Le jeune mâle s’avança encore, comme les autres fois, et cette fois, la
jument, au lieu de chasser encore le jeune cheval qui semblait être pour elle
un intrus, se retourna, lui montrant sa croupe, tourna sa tête vers lui, puis
retournant encore sa tête vers l’avant lui fit signe de venir. Le jeune mâle
frémit, se risqua à avancer encore, et ne voyant pas de réactions menaçantes de
la jument, s’avança vers le cercle, accueilli par la jument par un frottement
de tête : il se mit alors à se mêler aux autres chevaux de la harde,
sentant et se frottant à chacun d’entre eux comme pour se présenter et puis, il
se mit à brouter l’herbe grasse de la clairière. La harde comptait un membre
supplémentaire.
Le marcheur
restait pensif : il savait qu’il avait quelque chose à apprendre de ce
qu’il venait de voir.
Il était
en train de reprendre son chemin quand la jument vint vers lui. Il s’arrêta pour
regarder ce magnifique animal qui
s’approchait doucement de la barrière qui le séparait d’elle. Ses muscles
noueux se tendaient sous son poil luisant, une puissance certaine se dégageait
d’elle. Il fouilla alors dans son sac pour trouver un fruit ou un quignon de
pain qui pouvait lui rester. Il trouva dans le fond d’une poche une pomme
qu’il trouvait trop acide pour lui. Il
tendit la main au-dessus de la clôture pour offrir le fruit à la jument qui
s’approcha en baissant la tête en signe de contentement. Elle enfourna la pomme
avec gourmandise et la croqua avec grand bruit.
-
Merci
Ca y est,
se dit le marcheur, voilà que ça recommence. Il prit sa gourde dans son sac et
but un grand trait d’eau.
-
Merci, répéta la jument, votre pomme était bien bonne
Le marcheur
tourna le dos à la jument réellement inquiet. C’était peut-être un effet de
réverbération ? Il avait beau écarquiller les yeux, il n’y avait personne
d’autre que lui et les chevaux dans ce bel endroit. Il se retourna, encore
dubitatif et se risqua à répondre.
-
De rien. De toutes manières, cette pomme était en train de
pourrir au fond de mon sac.
Conscient
qu’il venait de faire une bourde, il se reprit
-
Excusez-moi, ce n’est pas ce que je voulais dire… Je suis
content si mon petit cadeau vous a fait plaisir. J’étais sûr que cette pomme
pourrait faire plaisir à quelqu’un. Je la trouvais personnellement trop acide
pour moi mais je me disais que bien cuite elle pourrait faire une bonne
compote. Je savais pertinemment que cela nécessiterait d’adoucir un peu la
cuisson avec du sucre ou d’autres pommes moins acides, mais j’étais ….
Le
marcheur s’interrompit. Il se dit que parler cuisine avec un cheval devait
représenter devant les tribunaux comme une preuve de délire compulsif
obsessionnel.
-
Je ne comprends pas tout ce que vous me dites, dit la jument.

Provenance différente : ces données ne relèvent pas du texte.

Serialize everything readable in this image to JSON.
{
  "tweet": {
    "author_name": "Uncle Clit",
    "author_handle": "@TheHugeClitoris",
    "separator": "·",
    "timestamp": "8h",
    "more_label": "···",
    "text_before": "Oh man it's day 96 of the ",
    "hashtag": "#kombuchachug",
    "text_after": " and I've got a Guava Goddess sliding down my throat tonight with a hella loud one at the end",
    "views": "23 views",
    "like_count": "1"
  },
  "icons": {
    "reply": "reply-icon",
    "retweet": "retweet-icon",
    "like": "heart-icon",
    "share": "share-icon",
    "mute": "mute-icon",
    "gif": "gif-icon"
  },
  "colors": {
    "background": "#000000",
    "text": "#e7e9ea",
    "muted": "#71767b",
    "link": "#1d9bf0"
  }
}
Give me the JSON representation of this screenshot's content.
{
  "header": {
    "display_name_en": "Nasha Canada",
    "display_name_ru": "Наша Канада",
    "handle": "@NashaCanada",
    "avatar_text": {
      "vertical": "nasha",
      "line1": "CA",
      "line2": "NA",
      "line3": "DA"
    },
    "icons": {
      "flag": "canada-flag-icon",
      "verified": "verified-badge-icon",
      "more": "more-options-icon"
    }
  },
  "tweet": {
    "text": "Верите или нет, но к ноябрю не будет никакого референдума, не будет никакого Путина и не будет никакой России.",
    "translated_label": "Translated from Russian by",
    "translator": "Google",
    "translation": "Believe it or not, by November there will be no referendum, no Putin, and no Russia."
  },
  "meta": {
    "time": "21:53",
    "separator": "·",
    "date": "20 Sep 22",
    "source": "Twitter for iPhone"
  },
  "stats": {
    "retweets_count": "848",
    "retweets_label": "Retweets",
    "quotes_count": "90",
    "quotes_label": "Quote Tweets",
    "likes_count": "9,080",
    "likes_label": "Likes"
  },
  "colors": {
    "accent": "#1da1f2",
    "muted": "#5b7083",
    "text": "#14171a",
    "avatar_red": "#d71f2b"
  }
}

Qu’est ce que vous appelez « compote » ?
Et voilà
le marcheur parti dans une explication de la recette de la compote à un cheval
qui l’écoutait, ma foi, attentivement. Certains autres de ses congénères
venaient de temps en temps tendre l’oreille pour voir de quoi ces deux-là
étaient en train de parler. Arrivé au moment crucial de l’ajout du jus de
citron avant la mise au frais du précieux met, le marcheur qui s’était un peu
emporté se calma et reprenant ses esprits dit à son interlocutrice ;
-
Bien... J’ai été heureux de partager cette recette avec
vous. Je vais vous souhaiter une bonne fin de journée ?
-
Dites-moi. Je vous
ai vu nous observer longuement tout à l’heure. Pour quelle raison ?
-
C’est vrai, répondit le marcheur un peu surpris. Je vous
observais parce je ne comprenais pas ce que vous faisiez avec le jeune mâle qui
tentait de se joindre à vous. Cela ressemblait à un ballet, une sorte de danse
initiatique, je me trompe ?
-
Cela n’a rien à voir avec une danse, mais si vous avez
trouvé cela artistique, tant mieux. Initiation serait plus proche de ce que
nous avons accompli.
-
Dites-m’en plus. Vous aviez l’air de le repousser puis vous lui avez envoyé le signe qu’il pouvait
venir. Pourquoi ?
-
Il s’agit d’un rituel. Nous testons la capacité de
résistance des nouveaux venus. Comme ça, on, sait s’ils veulent vraiment rester
avec nous. Il y a plein de jeunes mustangs qui passent et qui veulent juste
profiter de notre protection pour manger ou pour de petits plaisirs charnels.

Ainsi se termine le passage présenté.